Au lendemain de l'annonce par le roi des Belges Albert II de sa prochaine abdication, et alors que des doutes persistent sur les aptitudes de son fils Philippe, une fracture s'est fait jour jeudi entre néerlandophones et francophones sur les pouvoirs du futur monarque.

«Je veux rendre hommage au roi pour son règne de 20 ans. Je suis bien conscient des responsabilités qui reposent sur moi. Je continuerai à m'investir avec tout mon coeur», a dit le prince Philippe dans une très brève déclaration à l'occasion d'un déplacement à Anvers.

Mais le prince, âgé de 53 ans est apparu tendu, manquant de spontanéité, ne répondant pas aux questions des journalistes à qui il a simplement donné rendez-vous le 21 juillet, date de la fête nationale de Belgique, choisie par Albert II pour «passer le flambeau» à son fils.

Depuis des années, l'héritier du trône subit les critiques, en particulier en Flandre, où un puissant courant indépendantiste conteste la monarchie, symbole de l'unité du pays.

Le premier ministre, Elio Di Rupo, a assuré jeudi devant les députés et sénateurs que Philippe était «très bien préparé». Il sera «un roi dévoué à son pays.
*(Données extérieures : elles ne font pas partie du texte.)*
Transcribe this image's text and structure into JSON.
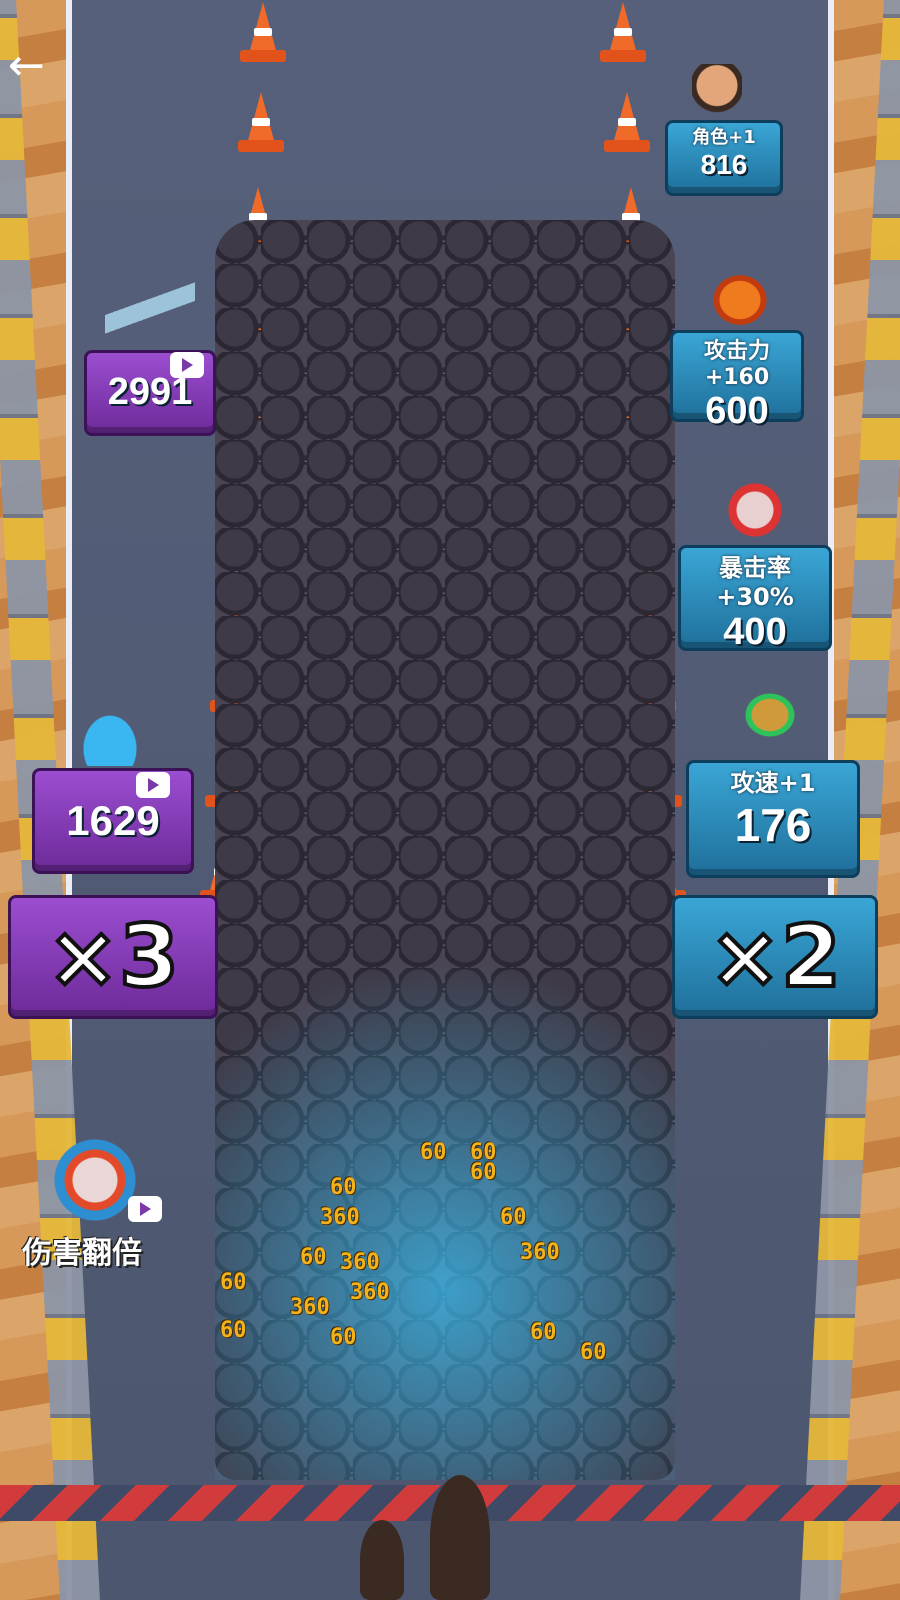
{
  "nav": {
    "back_icon": "←"
  },
  "gates": {
    "character": {
      "label": "角色+1",
      "value": "816",
      "icon": "character-portrait-icon"
    },
    "attack": {
      "label": "攻击力+160",
      "value": "600",
      "icon": "bullet-attack-icon"
    },
    "crit": {
      "label": "暴击率+30%",
      "value": "400",
      "icon": "pistol-crit-icon"
    },
    "speed": {
      "label": "攻速+1",
      "value": "176",
      "icon": "bullet-speed-icon"
    },
    "rocket": {
      "value": "2991",
      "icon": "rocket-weapon-icon"
    },
    "bow": {
      "value": "1629",
      "icon": "bow-weapon-icon"
    }
  },
  "multipliers": {
    "left": "×3",
    "right": "×2"
  },
  "powerup": {
    "label": "伤害翻倍",
    "icon": "pistol-damage-icon"
  },
  "damage_numbers": [
    "60",
    "60",
    "60",
    "60",
    "360",
    "60",
    "60",
    "360",
    "60",
    "360",
    "360",
    "360",
    "60",
    "60",
    "60",
    "60"
  ],
  "colors": {
    "blue_gate": "#2a8fc4",
    "purple_gate": "#8a3fc0",
    "damage_text": "#f2b21b"
  }
}
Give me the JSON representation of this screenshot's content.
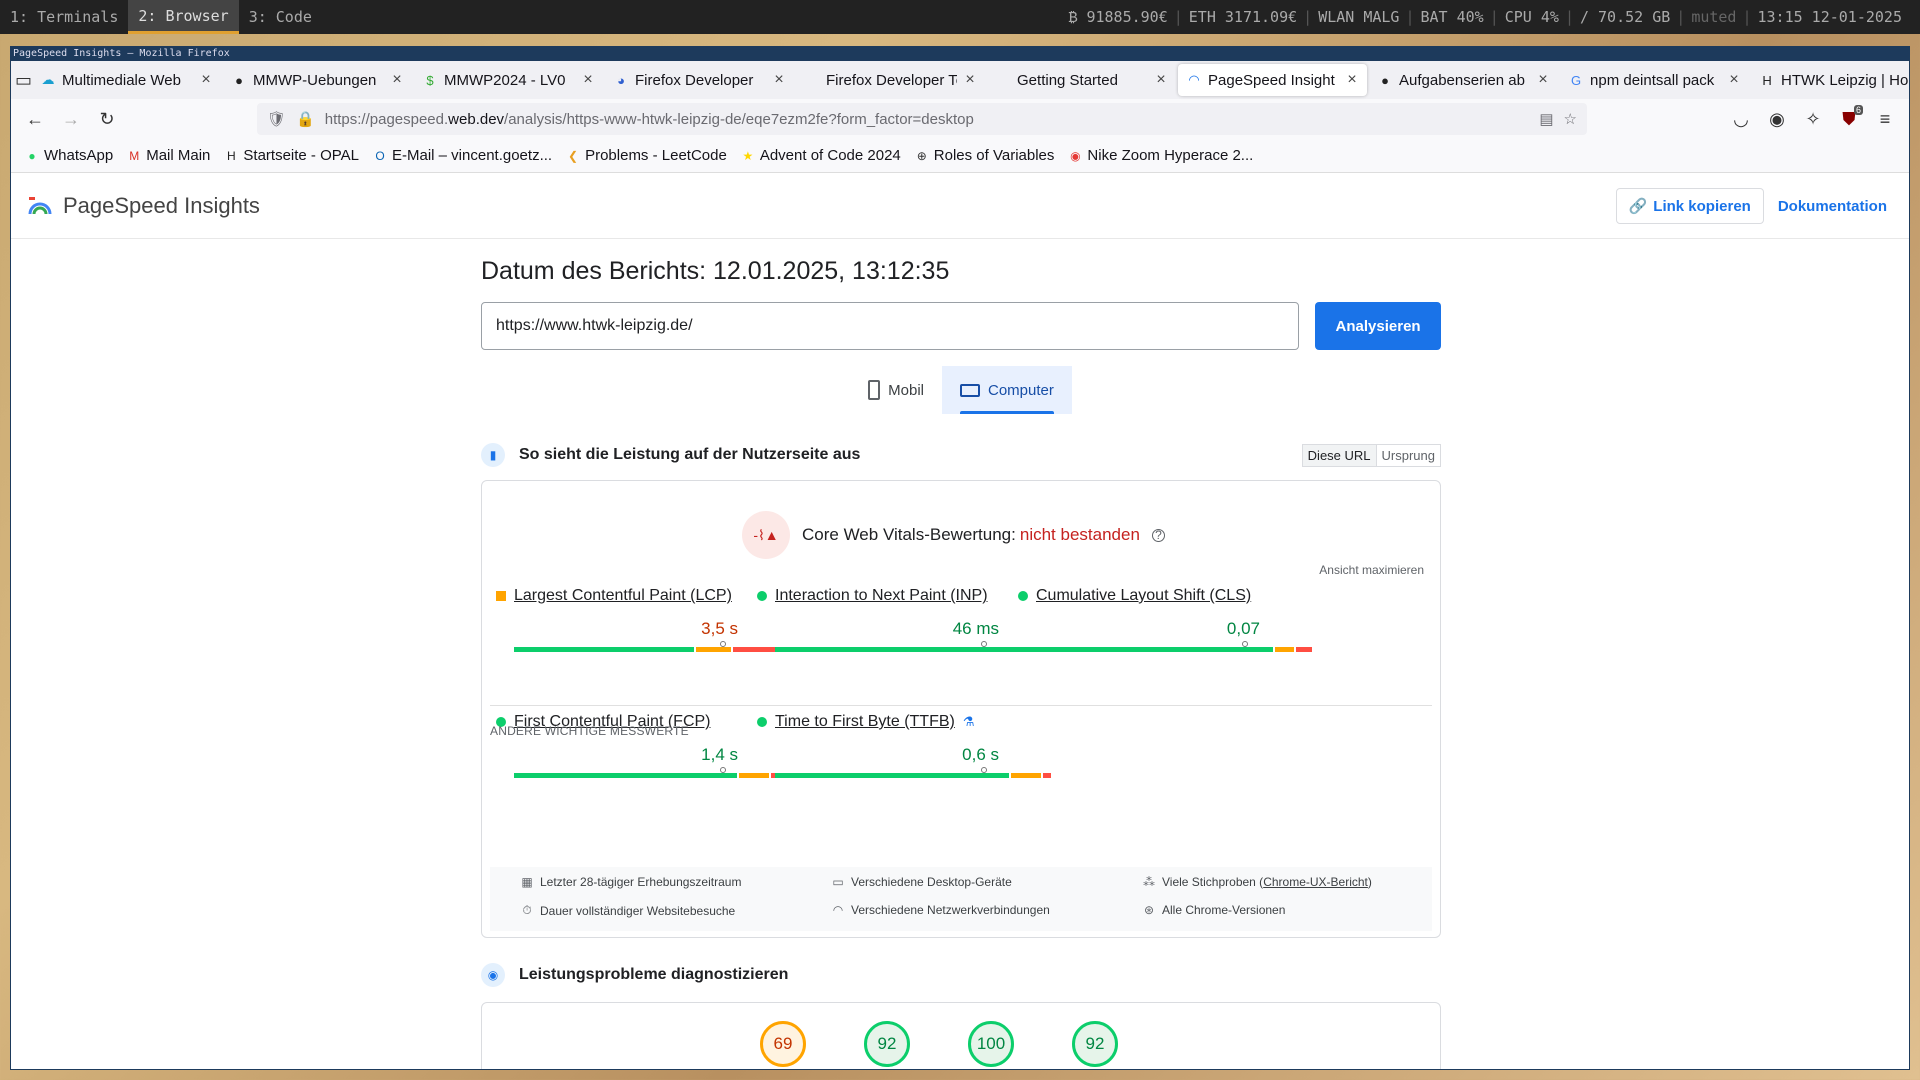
{
  "statusbar": {
    "workspaces": [
      "1: Terminals",
      "2: Browser",
      "3: Code"
    ],
    "btc": "₿ 91885.90€",
    "eth": "ETH 3171.09€",
    "wlan": "WLAN MALG",
    "bat": "BAT 40%",
    "cpu": "CPU  4%",
    "disk": "/ 70.52 GB",
    "audio": "muted",
    "clock": "13:15 12-01-2025"
  },
  "window_title": "PageSpeed Insights — Mozilla Firefox",
  "tabs": [
    {
      "label": "Multimediale Web",
      "icon": "cloud-icon",
      "color": "#1a9fd0"
    },
    {
      "label": "MMWP-Uebungen",
      "icon": "github-icon",
      "color": "#222"
    },
    {
      "label": "MMWP2024 - LV0",
      "icon": "dollar-icon",
      "color": "#3a3"
    },
    {
      "label": "Firefox Developer",
      "icon": "firefox-icon",
      "color": "#3060d0"
    },
    {
      "label": "Firefox Developer Too",
      "icon": "none",
      "color": "#222"
    },
    {
      "label": "Getting Started",
      "icon": "none",
      "color": "#222"
    },
    {
      "label": "PageSpeed Insight",
      "icon": "pagespeed-icon",
      "color": "#1a73e8"
    },
    {
      "label": "Aufgabenserien ab",
      "icon": "github-icon",
      "color": "#222"
    },
    {
      "label": "npm deintsall pack",
      "icon": "google-icon",
      "color": "#4285f4"
    },
    {
      "label": "HTWK Leipzig | Ho",
      "icon": "htwk-icon",
      "color": "#222"
    }
  ],
  "urlbar": {
    "prefix": "https://pagespeed.",
    "domain": "web.dev",
    "path": "/analysis/https-www-htwk-leipzig-de/eqe7ezm2fe?form_factor=desktop"
  },
  "ext_badge": "6",
  "bookmarks": [
    {
      "label": "WhatsApp",
      "icon": "whatsapp-icon",
      "glyph": "●",
      "color": "#25d366"
    },
    {
      "label": "Mail Main",
      "icon": "gmail-icon",
      "glyph": "M",
      "color": "#d93025"
    },
    {
      "label": "Startseite - OPAL",
      "icon": "opal-icon",
      "glyph": "H",
      "color": "#222"
    },
    {
      "label": "E-Mail – vincent.goetz...",
      "icon": "outlook-icon",
      "glyph": "O",
      "color": "#0a64b4"
    },
    {
      "label": "Problems - LeetCode",
      "icon": "leetcode-icon",
      "glyph": "❮",
      "color": "#e89f21"
    },
    {
      "label": "Advent of Code 2024",
      "icon": "aoc-icon",
      "glyph": "★",
      "color": "#ffd700"
    },
    {
      "label": "Roles of Variables",
      "icon": "globe-icon",
      "glyph": "⊕",
      "color": "#333"
    },
    {
      "label": "Nike Zoom Hyperace 2...",
      "icon": "nike-icon",
      "glyph": "◉",
      "color": "#e53935"
    }
  ],
  "psi": {
    "brand": "PageSpeed Insights",
    "copy_link": "Link kopieren",
    "docs": "Dokumentation",
    "report_date": "Datum des Berichts: 12.01.2025, 13:12:35",
    "url_value": "https://www.htwk-leipzig.de/",
    "analyze": "Analysieren",
    "device_mobile": "Mobil",
    "device_desktop": "Computer",
    "field_title": "So sieht die Leistung auf der Nutzerseite aus",
    "toggle_url": "Diese URL",
    "toggle_origin": "Ursprung",
    "cwv_label": "Core Web Vitals-Bewertung:",
    "cwv_status": "nicht bestanden",
    "maximize": "Ansicht maximieren",
    "other_metrics": "ANDERE WICHTIGE MESSWERTE",
    "diag_title": "Leistungsprobleme diagnostizieren",
    "metrics": [
      {
        "label": "Largest Contentful Paint (LCP)",
        "value": "3,5 s",
        "status": "needs-improvement",
        "color": "#c33300",
        "distribution": [
          0.66,
          0.13,
          0.21
        ],
        "marker": 0.75
      },
      {
        "label": "Interaction to Next Paint (INP)",
        "value": "46 ms",
        "status": "good",
        "color": "#018642",
        "distribution": [
          0.97,
          0.015,
          0.015
        ],
        "marker": 0.75
      },
      {
        "label": "Cumulative Layout Shift (CLS)",
        "value": "0,07",
        "status": "good",
        "color": "#018642",
        "distribution": [
          0.87,
          0.07,
          0.06
        ],
        "marker": 0.75
      },
      {
        "label": "First Contentful Paint (FCP)",
        "value": "1,4 s",
        "status": "good",
        "color": "#018642",
        "distribution": [
          0.82,
          0.11,
          0.07
        ],
        "marker": 0.75
      },
      {
        "label": "Time to First Byte (TTFB)",
        "value": "0,6 s",
        "status": "good",
        "color": "#018642",
        "distribution": [
          0.86,
          0.11,
          0.03
        ],
        "marker": 0.75
      }
    ],
    "info": {
      "period": "Letzter 28-tägiger Erhebungszeitraum",
      "duration": "Dauer vollständiger Websitebesuche",
      "devices": "Verschiedene Desktop-Geräte",
      "network": "Verschiedene Netzwerkverbindungen",
      "samples_prefix": "Viele Stichproben (",
      "samples_link": "Chrome-UX-Bericht",
      "samples_suffix": ")",
      "chrome": "Alle Chrome-Versionen"
    },
    "scores": [
      {
        "value": "69",
        "color": "#c33300",
        "bg": "#fff3e0",
        "ring": "#ffa400"
      },
      {
        "value": "92",
        "color": "#018642",
        "bg": "#e6f4ea",
        "ring": "#0cce6b"
      },
      {
        "value": "100",
        "color": "#018642",
        "bg": "#e6f4ea",
        "ring": "#0cce6b"
      },
      {
        "value": "92",
        "color": "#018642",
        "bg": "#e6f4ea",
        "ring": "#0cce6b"
      }
    ]
  }
}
Avec la princesse Mathilde, la Belgique aura un couple royal à l'écoute de tous ses citoyens», a-t-il insisté.

À la tribune de la Chambre, les partis néerlandophones du nord du pays et francophones du sud ont ensuite rendu un hommage attendu au souverain sortant.

Rôle protocolaire ou simple «modernisation»

S'ils se sont abstenus d'attaques ad hominem envers son successeur, les partis flamands ont toutefois à nouveau réclamé une «modernisation» de la monarchie, thème qu'il martèlent depuis une vingtaine d'années.

Les indépendantistes de la Nouvelle-alliance flamande (N-VA) se sont sans surprise montrés les plus jusqu'au-boutistes.

«Nous sommes, en tant que parti, partisans de la République», a expliqué leur chef de file, Jan Jambon. Mais «tant qu'il n'y a pas de majorité pour changer le régime, nous le respectons», a-t-il ajouté, en jugeant le moment «idéal pour réfléchir à l'évolution de la monarchie».

Dans la monarchie parlementaire belge, le roi, chef de l'État, ne dispose pas véritablement de pouvoir. S'il signe les lois, il doit être «couvert» par un ministre pour tous ses actes à caractère politique.

Le souverain joue toutefois un rôle de médiateur lors de la formation du gouvernement au lendemain des élections, ce qu'a réussi avec brio Albert II lors de la très longue crise de 2010-2011.

Le chef de la N-VA, Bart De Wever, estime qu'Albert II avait alors contribué à le maintenir dans l'opposition malgré sa victoire en Flandre. «Il faut que le roi ait un rôle purement protocolaire», a martelé M. Jambon.

Sur ce point, les indépendantistes sont loin d'être isolés en Flandre. Le roi «ne sert déjà qu'à occuper les journalistes pendant que les présidents de parti cherchent des solutions», a tranché jeudi le président du parti socialiste flamand, Bruno Tobback.

Comme les libéraux flamands, son parti prône une «monarchie protocolaire», à l'exemple des Pays-Bas, où c'est le président de la Chambre et non plus le souverain qui désigne la personnalité chargée de former le gouvernement.

Pas avant 2014

«Nous n'accepterons pas que l'on momifie» le roi, a réagi le chef de file des fédéralistes démocrates francophones (opposition), Olivier Maingain, défenseur intraitable des francophones au sein d'une Belgique unie.

Les représentants des autres partis francophones se sont montrés prudents. Les libéraux du MR ont évoqué une nécessaire «modernisation», sans en dessiner les contours.

Pour les écologistes, il faut voir «quels sont les rôles nécessaires du roi» mais celui-ci devrait «garder son rôle d'accompagner les partis». Les centristes du CDH rejettent «un roi protocolaire».

Pour des raisons constitutionnelles, il n'est pas envisageable de changer les missions du roi avant les législatives de mai 2014.

Mais «les francophones n'ont pas intérêt à éviter» le débat, sous peine de rendre très difficile la formation d'un nouveau gouvernement, a estimé la chef du service politique de la télévision publique francophone RTBF.